I'm cross posting this to the perl unicode list because the pods say they might be interested in my dopey luser feedback, well actually not with those words they don't :-).

The process by which I arrived at the solution might seem painful to some, but I'm listing it here in case anyone else is/will be facing the same problem:
which is

On Tuesday, October 1, 2002, at 11:50 PM, Robin wrote:

*parse a collection of ASCII docs mixed in with docs in iso-2022-jp, shiftjis and possibly 7bit-jis, (by which I mean each doc could be 1 of three encodings, not 1 doc a mixture of all three).
*parse for tokens (Kanji charcters - ie neither Hiragana or Katakana)
*do regex substitutions accordingly

On Wednesday, October 2, 2002, at 02:14 PM, Joel Rees wrote:

You probably want these:
toshi (year) is 0x472f (JIS) and 0x944e (shift).
tsuki (month) is 0x376e (JIS) and 0x8c8e (shift).
nichi (day) is 0x467c (JIS) and 0x93fa (shift).

Thanks Joel (for all your imput), that is exactly what I needed - the character codes of the kanji I'm testing for

===from the perluniintro pod===

See "Further Resources" for how to find all these numeric codes.

===from the perluniintro pod===

The "Further Resources" mentioned in the pod, lists the vast unicode website. Once there I can't find kanji related documents, which is logical due to their Chinese origins but doesn't seem to faciliate my search as I have no idea what Chinese characters belong together as a group - after wading through various pdfs the only listing I can find which features any (one actually) of the kanji I'm intending to use as a token is in U3200.pdf and has character codes 32C1 - 32CB (namely character =[NUMBER + tsuki] ).

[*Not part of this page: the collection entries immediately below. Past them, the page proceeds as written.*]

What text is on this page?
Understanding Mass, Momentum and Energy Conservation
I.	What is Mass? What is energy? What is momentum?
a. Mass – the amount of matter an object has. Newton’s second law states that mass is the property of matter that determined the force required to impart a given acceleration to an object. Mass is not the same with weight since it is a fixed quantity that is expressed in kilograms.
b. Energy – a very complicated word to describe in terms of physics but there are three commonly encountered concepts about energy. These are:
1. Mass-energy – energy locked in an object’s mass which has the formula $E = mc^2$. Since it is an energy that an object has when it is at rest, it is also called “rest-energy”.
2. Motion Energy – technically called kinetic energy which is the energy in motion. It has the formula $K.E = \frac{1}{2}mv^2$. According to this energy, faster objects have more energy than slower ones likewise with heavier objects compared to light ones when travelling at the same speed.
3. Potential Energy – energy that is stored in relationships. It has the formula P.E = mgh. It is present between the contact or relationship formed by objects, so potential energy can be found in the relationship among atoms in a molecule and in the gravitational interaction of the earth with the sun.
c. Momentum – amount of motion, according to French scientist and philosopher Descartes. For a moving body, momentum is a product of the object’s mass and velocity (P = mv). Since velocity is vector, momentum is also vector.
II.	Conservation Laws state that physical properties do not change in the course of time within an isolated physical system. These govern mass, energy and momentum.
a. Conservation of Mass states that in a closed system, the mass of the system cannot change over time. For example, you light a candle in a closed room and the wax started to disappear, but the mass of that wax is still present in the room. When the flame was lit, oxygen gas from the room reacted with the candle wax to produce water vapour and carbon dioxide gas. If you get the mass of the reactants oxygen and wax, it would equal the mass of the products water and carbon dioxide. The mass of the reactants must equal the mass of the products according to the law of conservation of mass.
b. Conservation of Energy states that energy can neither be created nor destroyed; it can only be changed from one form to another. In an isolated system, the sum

All I want (from this group) is the character code for tsuki . Of course it's on the site somewhere, but not where I expect it to be (ie in a section called Kanji, but that's my problem not the unicode consortium's).

Time for hubris and laziness, I know which kanji I want to test for, so why not get these codes programatically using ord(), the way I would with ASCII:

===from the perluniintro pod===
At run-time you can use "chr()":

my $hebrew_alef = chr(0x05d0);

Naturally, "ord()" will do the reverse: it turns a character into a code
point.
===from the perluniintro pod===

use Encode::jp;

print ord('月'); #tsuki

which outputs: 140 (aka \X8C)

Ok, obviously ord() is assuming it's testing ASCII and returning the value for the first bite of a multi byte character encoding, ergo I'm missing something vital about how encoding works.

A while back, when I was researching how to approach dealing with Japanese text, Sadahiro Tomoyuki (owner of http://homepage1.nifty.com/nomenclator/perl/indexE.htm) (arigatou gosai masu Sadahiro -san) kindly wrote and told me how it was effectively done in the past by Japanese perlers:

(1) conversion of input in Shift_JIS to EUC_JP
(2) processing (in EUC_JP)
(3) conversion of the result (in EUC_JP) to Shift_JIS
(4) output

the same method is used by perl 5.8.0 except unicode (UTF8) is used as the internal perl processing form instead of EUC_JP

Dan Kogai wrote:

use Encode qw/encode decode/;
#...
my $utf8 = decode('shift-jis', $string);

use strict;
use diagnostics-verbose;
use Encode qw/encode decode/;

my ($data)='月';
my $utf8 = decode('shift-jis', $data);
print ord($utf8);
print chr($utf8);

yielded:
26376
Argument "\x{6708}" isn't numeric in chr at /Users/robin/Desktop/test jp.pl line 13 (#1)

Ok so it was a partial success, but I grasp what I'm doing now. Thanks to everyone that took the time to reply.